How big was the Imus story on this morning's "Today"? The show devoted the entire first half-hour and half of the second to it. Both Matt Lauer and Meredith Vieira seemed uncomfortable, struggling to sound the right note. But while Vieira had the gumption to confront Jesse Jackson with his own record of having made a bigoted statement, Lauer tiptoed to the edge and backed off when confronting Al Sharpton about his racially-charged past.

View video here.

In the first half-hour, "Today" simulcast its show with "Imus in the Morning," and had both Imus and Sharpton as guests. Here's how Lauer's brinksmanship, which came at 7:13 AM EDT, went down:

MATT LAUER: You've also been around a long time, and you have also by the way been the subject of controversy and criticism over the years from various groups. You're also a minister, and in that role preach the teachings of the Bible. One of the teachings of the Bible is forgiveness. How does forgiveness apply to Don Imus?
AL SHARPTON: I think that forgiveness is in order. I think that if he meets with those young ladies and they want to forgive him, that is their moral choice to do, and maybe the right thing to do. A man stabbed me, for leading a march that he disagreed with, a man of another race. I went to jail and met with him and said I forgave him. I didn't say he shouldn't do time for what he did.

Nice jujitsu. Sharpton managed to turn Lauer's allusion to the Reverend Al's own history of making racially-charged statements into a moment of self-congratulation for his forgiveness of another. Sharpton couldn't have slid by so smoothly had Lauer raised Sharpton's controversial past more explicitly.

In the second half-hour, Jesse Jackson was one of four guests [including Imus friend James Carville who said he'd go back on the show]. Meredith Vieira showed some gumption in raising, albeit apologetically, Jackson's past.

MEREDITH VIEIRA: But people do say stupid things some times. And Reverend Jackson, I apologize, but some of your critics reminded me of 1984, and I remember it as well. You were running for president, and you referred to New York City as as "Hymietown." And you were raked over the coals for that. A lot of people said you were anti-Semitic, John Lennon [?]. And it took you seven days to apologize, and then you begged for forgiveness. So what's the difference between that and this?
JESSE JACKSON: Well, if it's repetitious and if it's a pattern, that is one question but the broader context here I must say is Shaquanda Cotton being sent to jail for seven years for pushing a hall monitor. We come out of March Madness, with all the blacks on the basketball court. UCLA had 132 [black?] freshmen admitted last year. And the Final Four, 26,000 freshmen in those four schools, 2,000 were black. Last year, more black men in jail than college in every state. That's a context. In some sense this spark hits a dry field.

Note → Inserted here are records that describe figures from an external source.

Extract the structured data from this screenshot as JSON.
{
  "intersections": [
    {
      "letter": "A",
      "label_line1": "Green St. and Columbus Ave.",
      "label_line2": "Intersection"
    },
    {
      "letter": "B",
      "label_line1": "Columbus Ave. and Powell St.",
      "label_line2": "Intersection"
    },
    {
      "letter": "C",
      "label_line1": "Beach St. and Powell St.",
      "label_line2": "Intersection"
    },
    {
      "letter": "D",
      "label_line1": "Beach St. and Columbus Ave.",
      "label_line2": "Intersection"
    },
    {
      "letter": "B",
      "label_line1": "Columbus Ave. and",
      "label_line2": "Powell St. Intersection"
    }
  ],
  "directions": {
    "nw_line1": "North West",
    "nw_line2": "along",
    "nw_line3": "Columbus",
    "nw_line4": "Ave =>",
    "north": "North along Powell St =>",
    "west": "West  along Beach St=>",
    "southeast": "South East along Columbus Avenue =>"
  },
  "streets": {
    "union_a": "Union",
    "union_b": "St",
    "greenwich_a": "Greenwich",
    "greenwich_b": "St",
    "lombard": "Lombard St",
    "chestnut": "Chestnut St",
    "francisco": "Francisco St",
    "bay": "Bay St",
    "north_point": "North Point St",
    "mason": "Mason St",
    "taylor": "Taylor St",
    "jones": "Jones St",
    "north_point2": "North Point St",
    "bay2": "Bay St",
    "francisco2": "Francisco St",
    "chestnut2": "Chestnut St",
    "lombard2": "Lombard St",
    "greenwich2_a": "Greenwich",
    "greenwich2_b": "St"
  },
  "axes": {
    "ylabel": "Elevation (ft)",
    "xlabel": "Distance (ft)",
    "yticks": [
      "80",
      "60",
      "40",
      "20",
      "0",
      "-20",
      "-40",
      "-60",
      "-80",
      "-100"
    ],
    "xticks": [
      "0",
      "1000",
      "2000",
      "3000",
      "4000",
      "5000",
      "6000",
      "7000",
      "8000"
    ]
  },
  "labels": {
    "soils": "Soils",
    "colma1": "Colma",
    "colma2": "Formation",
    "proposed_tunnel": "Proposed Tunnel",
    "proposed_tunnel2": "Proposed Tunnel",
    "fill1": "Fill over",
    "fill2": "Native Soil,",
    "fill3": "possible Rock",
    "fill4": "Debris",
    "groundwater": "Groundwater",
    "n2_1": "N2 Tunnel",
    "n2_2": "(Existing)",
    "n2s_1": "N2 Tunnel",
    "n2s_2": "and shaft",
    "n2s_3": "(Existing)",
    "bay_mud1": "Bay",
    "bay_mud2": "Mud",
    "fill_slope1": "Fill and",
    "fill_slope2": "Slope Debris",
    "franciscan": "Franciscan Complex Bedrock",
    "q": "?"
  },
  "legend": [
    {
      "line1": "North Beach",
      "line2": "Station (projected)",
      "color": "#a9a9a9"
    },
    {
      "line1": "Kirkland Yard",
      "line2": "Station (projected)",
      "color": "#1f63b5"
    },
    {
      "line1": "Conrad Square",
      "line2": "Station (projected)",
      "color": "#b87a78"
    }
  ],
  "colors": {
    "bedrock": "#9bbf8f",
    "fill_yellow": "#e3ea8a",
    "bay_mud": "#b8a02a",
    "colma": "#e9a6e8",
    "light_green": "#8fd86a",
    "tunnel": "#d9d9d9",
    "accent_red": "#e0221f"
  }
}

This is jujitsu on steroids. Without even devoting a full sentence to "Hymietown," Jackson was off and running on other matters, claiming to put things in "context." In what sense are black incarceration and college admission rates a "context" for his anti-Semitic remark?

Jackson was back at the end of segment, asking whether the Imus situation had set a new standard for NBC and MSNBC. It is a measure of just how charged the entire subject matter is that Meredith Vieira paused over three seconds, an eternity on TV, before thanking her guests and, her voice seemingly choking, sending it over to [a very subdued] Al Roker for the weather.